Consider the alphabet given by a finite field $F$ and the languages of infinite words over this alphabet. Then the languages which are $\omega$-recognizable by automata correspond to the sets definable in the additive group of formal power series over $F$ enriched with some natural predicates.

BARBARA CSIMA, University of Waterloo
Degrees of Categoricity on a Cone  [PDF]

A degree of categoricity is, roughly speaking, the Turing degree of difficulty of computing isomorphisms between all computable copies of a given computable structure. Not all computable structures have a degree of categoricity, and we do not have a characterization of which Turing degrees are degrees of categoricity. In this talk, we discuss the notion of a structure having a degree of categoricity on a cone, that is, having a cone in the Turing degrees where the structure has a degree of categoricity relative to every degree in the cone. When we look at degrees of categoricity on a cone, the strange behavior disappears.

LEVON HAYKAZYAN, University of Waterloo
Constructing Quasiminimal Structures  [PDF]

An uncountable structure is called quasiminimal if every definable set is countable or cocountable. Quasiminimal structures play an important role in nonelementary categoricity. In this talk we will explore possibilities of constructing a quasiminimal model of a given first-order theory.

CLAUDE LAFLAMME, University of Calgary
Logic in Calgary, some recent projects  [PDF]

We will present an overview of a few logic and combinatorial projects involving colleagues and postdoctoral fellows from Calgary, some also related to other Canadian mathematicians. Topics include equimorphy, linear orders, trees, Ramsey Theory, and homogeneous metric and ultrametric spaces.

MATTHEW MOORE, McMaster University
Dualizable congruence modular algebras have a cube term  [PDF]

An early result in the theory of Natural Dualities is that an algebra with a near unanimity (NU) term is dualizable. A converse to this is also true: if $\mathcal{V}(\mathbb{A})$ is congruence distributive and $\mathbb{A}$ is dualizable, then $\mathbb{A}$ has an NU term. An important generalization of the NU term for congruence distributive varieties is the cube term for congruence modular (CM) varieties, and it has been thought that a similar characterization of dualizability for algebras in a CM variety would also hold. We prove that if $\mathbb{A}$ omits tame congruence types 1 and 5 (all locally finite CM varieties omit these types) and is dualizable, then $\mathbb{A}$ has a cube term.

RAHIM MOOSA, Waterloo
An application of model theory to noncommutative algebra  [PDF]

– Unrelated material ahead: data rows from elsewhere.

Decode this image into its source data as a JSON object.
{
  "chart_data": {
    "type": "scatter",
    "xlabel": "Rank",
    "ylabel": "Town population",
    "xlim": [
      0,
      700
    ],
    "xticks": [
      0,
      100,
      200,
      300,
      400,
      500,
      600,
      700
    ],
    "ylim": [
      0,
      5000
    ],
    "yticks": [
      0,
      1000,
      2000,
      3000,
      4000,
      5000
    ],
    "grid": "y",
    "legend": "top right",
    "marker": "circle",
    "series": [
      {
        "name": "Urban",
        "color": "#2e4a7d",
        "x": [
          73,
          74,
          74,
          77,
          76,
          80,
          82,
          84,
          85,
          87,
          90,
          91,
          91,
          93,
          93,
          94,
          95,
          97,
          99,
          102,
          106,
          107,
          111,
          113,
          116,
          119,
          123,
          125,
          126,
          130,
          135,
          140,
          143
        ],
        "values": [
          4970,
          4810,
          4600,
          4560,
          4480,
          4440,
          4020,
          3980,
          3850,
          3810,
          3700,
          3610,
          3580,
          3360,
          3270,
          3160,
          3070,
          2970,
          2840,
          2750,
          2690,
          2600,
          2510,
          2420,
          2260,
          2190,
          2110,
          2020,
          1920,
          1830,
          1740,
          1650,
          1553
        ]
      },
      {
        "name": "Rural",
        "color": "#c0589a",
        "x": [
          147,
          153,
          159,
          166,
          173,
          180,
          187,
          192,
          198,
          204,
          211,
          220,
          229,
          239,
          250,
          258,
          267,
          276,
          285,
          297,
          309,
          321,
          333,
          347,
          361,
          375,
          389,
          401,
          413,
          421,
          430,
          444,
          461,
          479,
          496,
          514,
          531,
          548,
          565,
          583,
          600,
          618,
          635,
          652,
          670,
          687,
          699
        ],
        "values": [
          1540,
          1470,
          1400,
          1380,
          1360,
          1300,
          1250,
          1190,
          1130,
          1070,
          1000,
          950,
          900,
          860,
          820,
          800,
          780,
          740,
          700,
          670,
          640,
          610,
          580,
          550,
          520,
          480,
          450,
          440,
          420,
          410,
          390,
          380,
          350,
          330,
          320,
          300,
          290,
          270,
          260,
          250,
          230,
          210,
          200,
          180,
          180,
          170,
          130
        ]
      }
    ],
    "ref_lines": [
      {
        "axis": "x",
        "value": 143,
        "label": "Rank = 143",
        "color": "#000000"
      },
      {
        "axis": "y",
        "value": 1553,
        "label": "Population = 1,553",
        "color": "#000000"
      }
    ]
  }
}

I will describe recent work, joint with Jason Bell and Omar Leon Sanchez, that uses the model theory of differentially closed fields to solve certain cases of the Dixmier-Moeglin equivalence problem for finitely generated associative algebras.

JONNY STEPHENSON, University of Waterloo
Structures of finite computable dimension  [PDF]

In computable structure theory, two computable structures are often considered equivalent if they are computably isomorphic. The computable dimension of a computable structure is the number of equivalence classes which its computable copies are split into under the relation of computable isomorphism. I will discuss some joint work with Barbara Csima regarding structures of finite computable dimension.

ROSS WILLARD, University of Waterloo
J\'{o}nsson's finite basis problem for finite algebras  [PDF]

An algebraic structure $\mathbf{A}$ in a finite signature is \emph{finitely based} if the universally satisfied equations true in $\mathbf{A}$ are logical consequences of some finite number of them. An enduring problem in universal algebra is the ongoing attempt to prove that large swaths of the landscape of finite algebraic structures are finitely based. In this lecture I will describe the current state of this project, focussing in particular on a question (still open) of Bjarni J\'{o}nsson which has generated some beautiful positive results.